Once the index is constructed, the government tries to push the index toward zero. In the real world, cities rate about 80, on a scale where 100 is total separation. Only two things stand in the way of zero: human choice and the modicum of respect that our society still has for voluntary association. “Integration Management” is one of many euphemisms for overriding individual choice. Under its rubric, government subsidizes rents and mortgages of integrates, requires advance notification of the intent to sell, imposes bans on real estate solicitation, and outlaws “For Sale” and “Sold” signs, in the belief that an open market unfairly discriminates by its very nature.
In a typical case of policy backfire, however, Integration Management policies increase the likelihood of community flight. If people in a middle or working-class community believe that blacks are moving in because of their economic advancement, acquiring mortgages and homes based on their achievements, then their neighbors are more likely to accept them, and sometimes on a proportional scale.

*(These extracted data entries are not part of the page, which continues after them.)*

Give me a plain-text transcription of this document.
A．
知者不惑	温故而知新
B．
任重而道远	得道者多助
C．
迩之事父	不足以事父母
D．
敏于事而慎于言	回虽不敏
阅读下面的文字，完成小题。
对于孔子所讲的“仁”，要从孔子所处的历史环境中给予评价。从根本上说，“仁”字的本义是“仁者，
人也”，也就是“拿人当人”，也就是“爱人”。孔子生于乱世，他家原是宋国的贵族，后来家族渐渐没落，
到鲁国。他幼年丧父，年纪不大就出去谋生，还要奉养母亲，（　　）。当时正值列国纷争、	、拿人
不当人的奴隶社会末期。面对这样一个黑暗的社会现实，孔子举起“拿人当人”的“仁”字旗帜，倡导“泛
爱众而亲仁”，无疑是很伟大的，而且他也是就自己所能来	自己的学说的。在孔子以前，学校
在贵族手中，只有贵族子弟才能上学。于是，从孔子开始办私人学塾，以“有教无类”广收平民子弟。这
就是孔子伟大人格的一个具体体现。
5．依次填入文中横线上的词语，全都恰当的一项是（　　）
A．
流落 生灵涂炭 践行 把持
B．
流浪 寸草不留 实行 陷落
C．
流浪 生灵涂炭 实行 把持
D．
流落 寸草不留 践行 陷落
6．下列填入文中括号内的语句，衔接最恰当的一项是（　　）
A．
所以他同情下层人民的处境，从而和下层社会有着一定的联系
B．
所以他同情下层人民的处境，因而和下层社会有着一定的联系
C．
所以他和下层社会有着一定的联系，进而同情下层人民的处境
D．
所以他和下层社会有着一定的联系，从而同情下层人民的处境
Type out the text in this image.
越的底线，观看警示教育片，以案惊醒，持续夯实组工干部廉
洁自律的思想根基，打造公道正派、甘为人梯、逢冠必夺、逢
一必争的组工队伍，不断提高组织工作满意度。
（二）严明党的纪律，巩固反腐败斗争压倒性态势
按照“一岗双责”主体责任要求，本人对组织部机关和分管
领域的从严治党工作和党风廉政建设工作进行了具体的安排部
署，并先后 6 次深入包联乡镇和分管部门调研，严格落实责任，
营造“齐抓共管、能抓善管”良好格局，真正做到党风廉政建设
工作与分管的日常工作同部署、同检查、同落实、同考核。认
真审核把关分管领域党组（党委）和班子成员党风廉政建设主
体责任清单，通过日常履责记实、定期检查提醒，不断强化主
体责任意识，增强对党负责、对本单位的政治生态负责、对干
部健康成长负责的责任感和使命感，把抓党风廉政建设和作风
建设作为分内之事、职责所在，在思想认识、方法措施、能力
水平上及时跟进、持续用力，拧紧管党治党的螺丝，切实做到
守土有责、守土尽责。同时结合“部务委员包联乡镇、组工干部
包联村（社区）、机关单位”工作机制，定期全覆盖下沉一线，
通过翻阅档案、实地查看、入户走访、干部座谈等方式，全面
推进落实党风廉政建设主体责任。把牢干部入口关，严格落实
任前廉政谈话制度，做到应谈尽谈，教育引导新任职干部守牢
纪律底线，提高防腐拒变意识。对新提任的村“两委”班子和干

But if the underclass is enabled to move in through social engineering, with their attitudes and behaviors unchanged, then whites may have reason to fear, and to flee.
Free-market economists have emphasized that the market brings people together, forming communities of commerce among differing groups. But it is equally true that markets mean choice, and with choice comes sorting. A real community, formed by the free market, tends to foster cultural homogeneity. It’s not a matter of exclusion so much as a working out of voluntary market selection. Income, moreover, is not always the determining factor in residential association. An upper-class heir, for example, does not want to live next to a casino owner, regardless of their income similarity.
There are no laws anywhere in this country that prevent people from living where they want. But that’s not good enough for social planners. What, then, can be done to stop HUD before it does to the whole country what it did to Vidor, with media attacks, expensive redistribution plans, and demographic scrambling?
People like Cisneros, Achtenberg, and their affiliated academics are not amenable to persuasion, since they are motivated by a hatred of the bourgeoisie and all it stands for. Instead, they must be denied power and money and their means of disruption. HUD must be destroyed before it destroys what’s left of the free market in residential housing.